Sports as a Weapon Against Discrimination
The North East faces discrimination in many parts of India. But in sports, stereotypes fade. Performance speaks louder than prejudice. A medal becomes a message: ability is not defined by geography.
What Must Change
To build a strong sports culture, we need to:
• make sports a mainstream career option
• provide academic flexibility
• recruit and train local coaches
• create scouting networks across schools and districts
• ensure collaboration between Khelo India and federations
• increase competitions
• support media visibility at the grassroots
• encourage families to invest emotionally in sports
Building a Real Sports Ecosystem
A strong ecosystem includes school tournaments, district leagues, scholarships, physiotherapy, nutrition programs, media coverage, sponsorships, and post-career opportunities. Today, athletes lose out due to preventable issues like untreated injuries, poor diet, expensive travel, and inconsistent training.

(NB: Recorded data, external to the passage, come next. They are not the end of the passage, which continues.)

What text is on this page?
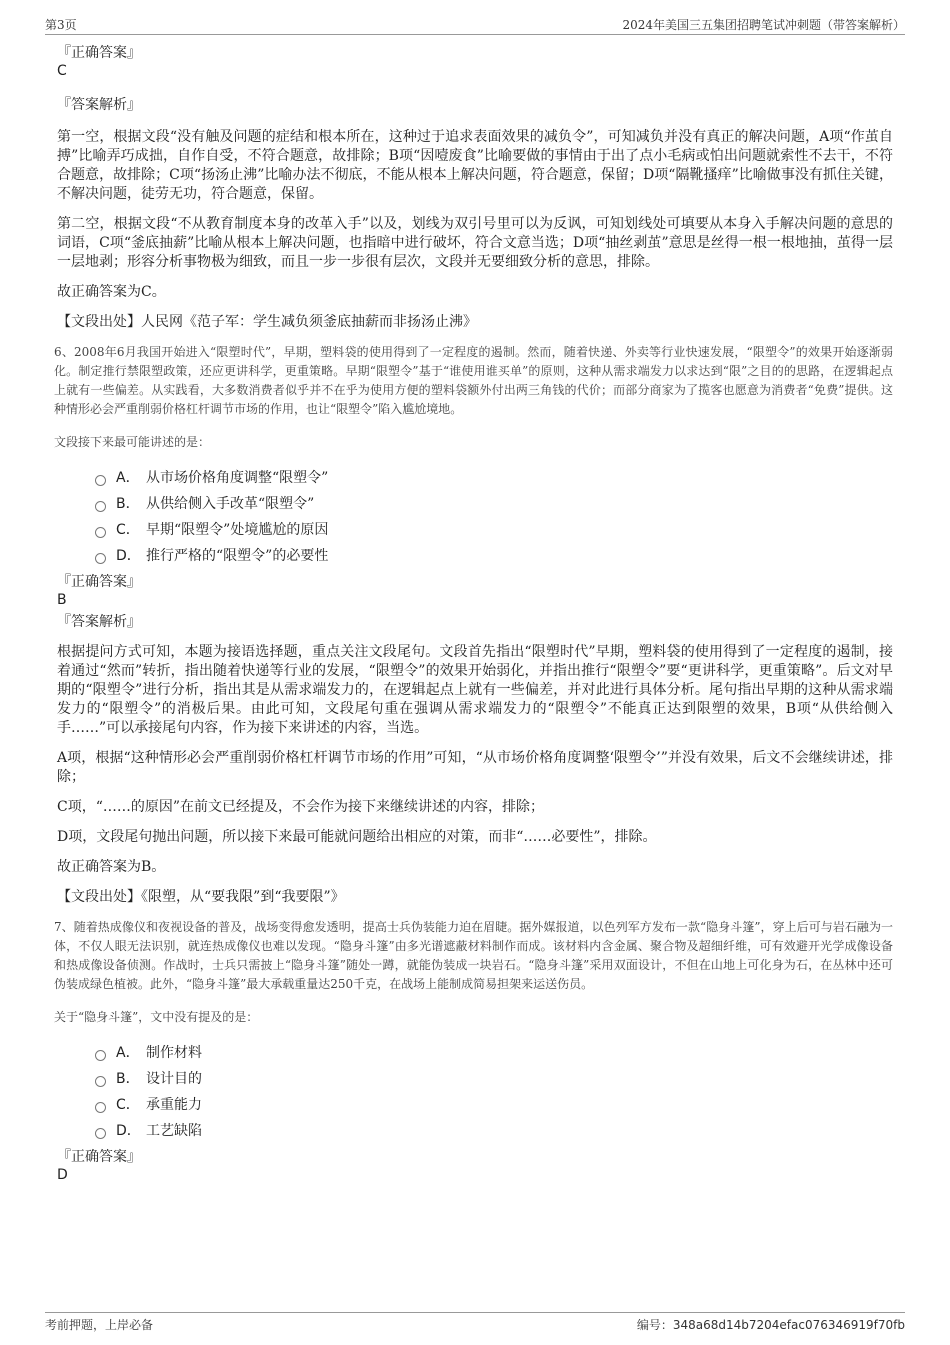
第3页	2024年美国三五集团招聘笔试冲刺题（带答案解析）
『正确答案』
C
『答案解析』

第一空，根据文段“没有触及问题的症结和根本所在，这种过于追求表面效果的减负令”，可知减负并没有真正的解决问题，A项“作茧自搏”比喻弄巧成拙，自作自受，不符合题意，故排除；B项“因噎废食”比喻要做的事情由于出了点小毛病或怕出问题就索性不去干，不符合题意，故排除；C项“扬汤止沸”比喻办法不彻底，不能从根本上解决问题，符合题意，保留；D项“隔靴搔痒”比喻做事没有抓住关键，不解决问题，徒劳无功，符合题意，保留。

第二空，根据文段“不从教育制度本身的改革入手”以及，划线为双引号里可以为反讽，可知划线处可填要从本身入手解决问题的意思的词语，C项“釜底抽薪”比喻从根本上解决问题，也指暗中进行破坏，符合文意当选；D项“抽丝剥茧”意思是丝得一根一根地抽，茧得一层一层地剥；形容分析事物极为细致，而且一步一步很有层次，文段并无要细致分析的意思，排除。

故正确答案为C。

【文段出处】人民网《范子军：学生减负须釜底抽薪而非扬汤止沸》

6、2008年6月我国开始进入“限塑时代”，早期，塑料袋的使用得到了一定程度的遏制。然而，随着快递、外卖等行业快速发展，“限塑令”的效果开始逐渐弱化。制定推行禁限塑政策，还应更讲科学，更重策略。早期“限塑令”基于“谁使用谁买单”的原则，这种从需求端发力以求达到“限”之目的的思路，在逻辑起点上就有一些偏差。从实践看，大多数消费者似乎并不在乎为使用方便的塑料袋额外付出两三角钱的代价；而部分商家为了揽客也愿意为消费者“免费”提供。这种情形必会严重削弱价格杠杆调节市场的作用，也让“限塑令”陷入尴尬境地。

文段接下来最可能讲述的是：
A． 从市场价格角度调整“限塑令”
B． 从供给侧入手改革“限塑令”
C． 早期“限塑令”处境尴尬的原因
D． 推行严格的“限塑令”的必要性
『正确答案』
B
『答案解析』

根据提问方式可知，本题为接语选择题，重点关注文段尾句。文段首先指出“限塑时代”早期，塑料袋的使用得到了一定程度的遏制，接着通过“然而”转折，指出随着快递等行业的发展，“限塑令”的效果开始弱化，并指出推行“限塑令”要“更讲科学，更重策略”。后文对早期的“限塑令”进行分析，指出其是从需求端发力的，在逻辑起点上就有一些偏差，并对此进行具体分析。尾句指出早期的这种从需求端发力的“限塑令”的消极后果。由此可知，文段尾句重在强调从需求端发力的“限塑令”不能真正达到限塑的效果，B项“从供给侧入手……”可以承接尾句内容，作为接下来讲述的内容，当选。

A项，根据“这种情形必会严重削弱价格杠杆调节市场的作用”可知，“从市场价格角度调整‘限塑令’”并没有效果，后文不会继续讲述，排除；

C项，“……的原因”在前文已经提及，不会作为接下来继续讲述的内容，排除；

D项，文段尾句抛出问题，所以接下来最可能就问题给出相应的对策，而非“……必要性”，排除。

故正确答案为B。

【文段出处】《限塑，从“要我限”到“我要限”》

7、随着热成像仪和夜视设备的普及，战场变得愈发透明，提高士兵伪装能力迫在眉睫。据外媒报道，以色列军方发布一款“隐身斗篷”，穿上后可与岩石融为一体，不仅人眼无法识别，就连热成像仪也难以发现。“隐身斗篷”由多光谱遮蔽材料制作而成。该材料内含金属、聚合物及超细纤维，可有效避开光学成像设备和热成像设备侦测。作战时，士兵只需披上“隐身斗篷”随处一蹲，就能伪装成一块岩石。“隐身斗篷”采用双面设计，不但在山地上可化身为石，在丛林中还可伪装成绿色植被。此外，“隐身斗篷”最大承载重量达250千克，在战场上能制成简易担架来运送伤员。

关于“隐身斗篷”，文中没有提及的是：
A． 制作材料
B． 设计目的
C． 承重能力
D． 工艺缺陷
『正确答案』
D
考前押题，上岸必备	编号：348a68d14b7204efac076346919f70fb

Athletes should not have to fight their sport and their system at the same time.
A Future Worth Building
Sports unites the North East more deeply than any other platform. It brings together tribes, cultures, and languages. But potential must become legacy. This requires long-term planning, better systems, and dignity for grassroots talent.
Platforms like NE Sports will continue to highlight athletes from their first step, not only when they win medals. For the North East, sports is identity, unity, and pride. The world should know our athletes not only when they win medals, but while they are chasing them.


Sports is a polical weapon. But with the current tendencies of internal colonization local talent cutivatio will remain will remain a distant dream.